The container keeps running, the kernel adjusts cgroups live. No restart, no dropped connections, no cold cache. Game changer for any workload where restarts are expensive: ML services, batch, stateful loads. Beta since 1.33, GA now — safe for production.

03. Per-container restart rules Beta · ON

Until now, restartPolicy applies to the whole pod: a crashing GPU sidecar restarts the entire pod, including the main training job that has been running for 4 hours.

1.35 introduces per-container policies driven by exit code. Pod with three containers — training job, GPU driver sidecar, logging container. If the GPU driver gets OOMKilled (exit code 137), only that container restarts — training continues. For exit code 1 (likely an application bug), you can choose not to restart and preserve the logs.

Status: beta, enabled by default in 1.35. Usable today.

04. Native Pod Certificates Beta

Today, deploying Zero Trust on Kubernetes typically means cert-manager or SPIRE for issuance, CRDs to orchestrate requests, Secrets for storage, and sidecars / init containers for rotation. It works, but it’s a lot of moving parts.

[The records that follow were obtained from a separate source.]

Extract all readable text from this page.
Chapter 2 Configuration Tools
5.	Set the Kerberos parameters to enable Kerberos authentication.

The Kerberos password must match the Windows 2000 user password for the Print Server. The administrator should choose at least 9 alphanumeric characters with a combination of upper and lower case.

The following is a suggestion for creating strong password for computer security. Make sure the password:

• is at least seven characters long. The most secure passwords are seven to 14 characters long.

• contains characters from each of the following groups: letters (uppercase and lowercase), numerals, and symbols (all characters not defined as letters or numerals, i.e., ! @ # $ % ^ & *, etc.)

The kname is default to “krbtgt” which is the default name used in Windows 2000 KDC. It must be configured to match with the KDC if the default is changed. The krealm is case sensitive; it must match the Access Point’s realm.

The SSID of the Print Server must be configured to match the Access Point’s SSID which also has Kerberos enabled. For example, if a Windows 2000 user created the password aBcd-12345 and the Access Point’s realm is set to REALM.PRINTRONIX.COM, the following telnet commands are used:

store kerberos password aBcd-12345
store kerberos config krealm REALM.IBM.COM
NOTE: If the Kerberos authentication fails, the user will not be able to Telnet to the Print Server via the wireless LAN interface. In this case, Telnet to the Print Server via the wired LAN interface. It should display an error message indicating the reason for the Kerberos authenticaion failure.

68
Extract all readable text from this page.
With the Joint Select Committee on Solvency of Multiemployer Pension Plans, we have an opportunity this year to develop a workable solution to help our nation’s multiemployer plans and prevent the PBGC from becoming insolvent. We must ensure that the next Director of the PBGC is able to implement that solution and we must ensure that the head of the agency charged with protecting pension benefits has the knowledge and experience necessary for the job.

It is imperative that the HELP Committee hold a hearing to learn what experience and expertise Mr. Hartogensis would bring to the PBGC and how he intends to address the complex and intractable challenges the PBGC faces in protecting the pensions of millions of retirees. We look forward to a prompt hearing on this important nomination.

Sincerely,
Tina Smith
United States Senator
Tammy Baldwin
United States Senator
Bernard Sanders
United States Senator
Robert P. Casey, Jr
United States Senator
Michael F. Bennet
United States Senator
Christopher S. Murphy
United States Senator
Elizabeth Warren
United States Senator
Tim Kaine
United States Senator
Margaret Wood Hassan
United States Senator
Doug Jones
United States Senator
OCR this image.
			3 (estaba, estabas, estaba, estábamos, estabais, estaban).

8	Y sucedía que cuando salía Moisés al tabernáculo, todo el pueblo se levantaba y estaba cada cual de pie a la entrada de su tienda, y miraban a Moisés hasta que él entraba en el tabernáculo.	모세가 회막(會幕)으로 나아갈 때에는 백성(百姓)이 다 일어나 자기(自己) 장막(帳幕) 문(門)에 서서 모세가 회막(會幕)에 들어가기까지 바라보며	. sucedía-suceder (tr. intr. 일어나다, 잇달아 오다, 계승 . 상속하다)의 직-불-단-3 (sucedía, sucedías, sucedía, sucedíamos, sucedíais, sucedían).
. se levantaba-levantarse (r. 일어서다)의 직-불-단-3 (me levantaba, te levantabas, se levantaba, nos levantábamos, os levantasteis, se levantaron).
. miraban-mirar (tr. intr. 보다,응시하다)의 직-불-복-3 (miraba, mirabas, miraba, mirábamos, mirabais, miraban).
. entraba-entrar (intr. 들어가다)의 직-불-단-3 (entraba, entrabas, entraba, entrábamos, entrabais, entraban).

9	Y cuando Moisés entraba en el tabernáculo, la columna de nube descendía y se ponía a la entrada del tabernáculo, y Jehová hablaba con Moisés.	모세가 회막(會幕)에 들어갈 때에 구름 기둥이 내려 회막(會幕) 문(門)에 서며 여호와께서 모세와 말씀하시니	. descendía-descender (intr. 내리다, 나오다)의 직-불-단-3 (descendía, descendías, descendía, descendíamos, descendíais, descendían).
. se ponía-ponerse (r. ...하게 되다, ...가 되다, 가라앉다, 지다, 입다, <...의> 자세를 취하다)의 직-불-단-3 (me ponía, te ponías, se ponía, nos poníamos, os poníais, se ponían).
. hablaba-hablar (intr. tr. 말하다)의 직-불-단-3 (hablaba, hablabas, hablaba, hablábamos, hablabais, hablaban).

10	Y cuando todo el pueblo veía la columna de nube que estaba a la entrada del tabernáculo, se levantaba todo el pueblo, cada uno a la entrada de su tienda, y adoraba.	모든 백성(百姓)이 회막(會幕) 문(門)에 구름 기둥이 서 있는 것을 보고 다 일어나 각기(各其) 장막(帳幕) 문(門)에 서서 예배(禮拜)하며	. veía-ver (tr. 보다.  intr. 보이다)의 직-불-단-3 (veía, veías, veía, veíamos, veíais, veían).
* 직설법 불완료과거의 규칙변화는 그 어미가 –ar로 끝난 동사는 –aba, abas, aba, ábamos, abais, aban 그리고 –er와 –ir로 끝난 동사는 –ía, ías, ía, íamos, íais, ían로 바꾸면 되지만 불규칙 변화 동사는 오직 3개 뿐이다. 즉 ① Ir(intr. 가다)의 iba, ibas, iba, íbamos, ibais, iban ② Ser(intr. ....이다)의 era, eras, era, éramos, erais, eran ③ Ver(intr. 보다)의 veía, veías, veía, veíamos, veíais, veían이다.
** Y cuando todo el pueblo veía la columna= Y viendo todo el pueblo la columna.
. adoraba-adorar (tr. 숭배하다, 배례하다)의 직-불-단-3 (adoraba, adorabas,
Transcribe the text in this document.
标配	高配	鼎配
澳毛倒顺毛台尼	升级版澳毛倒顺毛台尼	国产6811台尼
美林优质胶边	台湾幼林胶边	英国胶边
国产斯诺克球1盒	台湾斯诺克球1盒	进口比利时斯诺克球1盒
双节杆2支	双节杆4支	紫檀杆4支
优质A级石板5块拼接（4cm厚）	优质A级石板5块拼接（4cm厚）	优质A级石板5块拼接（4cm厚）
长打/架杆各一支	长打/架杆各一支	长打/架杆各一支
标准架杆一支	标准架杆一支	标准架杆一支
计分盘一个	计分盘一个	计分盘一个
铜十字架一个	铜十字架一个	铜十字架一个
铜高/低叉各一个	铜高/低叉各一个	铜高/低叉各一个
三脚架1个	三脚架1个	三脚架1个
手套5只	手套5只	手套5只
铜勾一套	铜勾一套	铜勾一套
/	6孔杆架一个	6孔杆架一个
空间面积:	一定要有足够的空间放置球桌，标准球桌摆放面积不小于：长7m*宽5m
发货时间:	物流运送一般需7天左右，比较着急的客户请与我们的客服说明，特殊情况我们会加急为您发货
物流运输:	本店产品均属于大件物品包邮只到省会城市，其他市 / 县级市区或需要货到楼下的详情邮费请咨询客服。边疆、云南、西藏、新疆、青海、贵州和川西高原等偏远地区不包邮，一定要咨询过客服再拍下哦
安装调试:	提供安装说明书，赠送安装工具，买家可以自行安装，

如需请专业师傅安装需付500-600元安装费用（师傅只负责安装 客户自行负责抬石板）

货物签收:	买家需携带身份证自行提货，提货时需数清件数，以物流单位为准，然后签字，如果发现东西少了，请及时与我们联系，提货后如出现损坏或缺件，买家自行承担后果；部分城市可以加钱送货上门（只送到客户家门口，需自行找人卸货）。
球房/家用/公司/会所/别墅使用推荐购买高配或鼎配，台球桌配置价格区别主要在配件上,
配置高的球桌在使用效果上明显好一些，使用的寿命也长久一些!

1.35 brings the mechanism native:

  • the kubelet generates keys locally;
  • it creates a PodCertificateRequest;
  • the API server issues the certificate directly;
  • the kubelet writes the credential bundle into the pod’s filesystem;
  • automatic rotation, no sidecar required.

Security bonus: the API server enforces node restrictions at admission time, eliminating one of the classic pitfalls of third-party signers. Pure mTLS flow, no bearer token in the issuance path.

cert-manager and SPIRE aren’t going anywhere — they cover advanced use cases this feature doesn’t address. But for basic workload identity and service-to-service mTLS, native is now a credible option.

05. Mutable Job Resources (suspended) Alpha

The scenario: you launch a batch Job, six hours later it dies from OOMKill because the memory limit was too low. Before 1.35, you had to delete and recreate the Job — losing status, history, completion tracking.

With 1.35, you can now suspend a Job, adjust its resources, then resume it:

# 1. Suspend
kubectl patch job my-job --type=merge -p '{"spec":{"suspend":true}}'

# 2. Update resources
kubectl patch job my-job --type=merge -p '{"spec":{"template":{"spec":{"containers":[{"name":"worker","resources":{"limits":{"memory":"4Gi"}}}]}}}}'

# 3. Resume
kubectl patch job my-job --type=merge -p '{"spec":{"suspend":false}}'

Same Job object, execution resumed, completion tracking intact. Huge for batch processing and ML training, where iterating on resource requirements is the norm. Status: alpha — feature gate required.

Deprecations & upgrade notes

Before scheduling a 1.35 upgrade, audit your node configuration:

  • cgroups v1 support is removed;
  • IPVS mode in kube-proxy is deprecated;
  • containerd 1.x support ends with 1.35.

These can silently block a migration — review your kernels, runtimes, and proxy configs before planning the switch.

Key takeaways

1.35 has a clear theme: Kubernetes is getting serious about AI and ML. Native gang scheduling, live resizing, fine-grained restart rules — pain points ML engineers have been hacking around for years are now handled at the platform core.

Gang schedulingno more deadlocks for distributed jobs
In-place resize GAvertical scaling without restarts
Per-container restartsurgical recovery
Pod certificatessimplified Zero Trust
Mutable jobsfix resources without recreation

On the production side, the two features I’d start integrating right away are in-place resize (GA, low risk) and per-container restart rules (beta, on by default). The other three deserve a staging-cluster PoC before any commitment.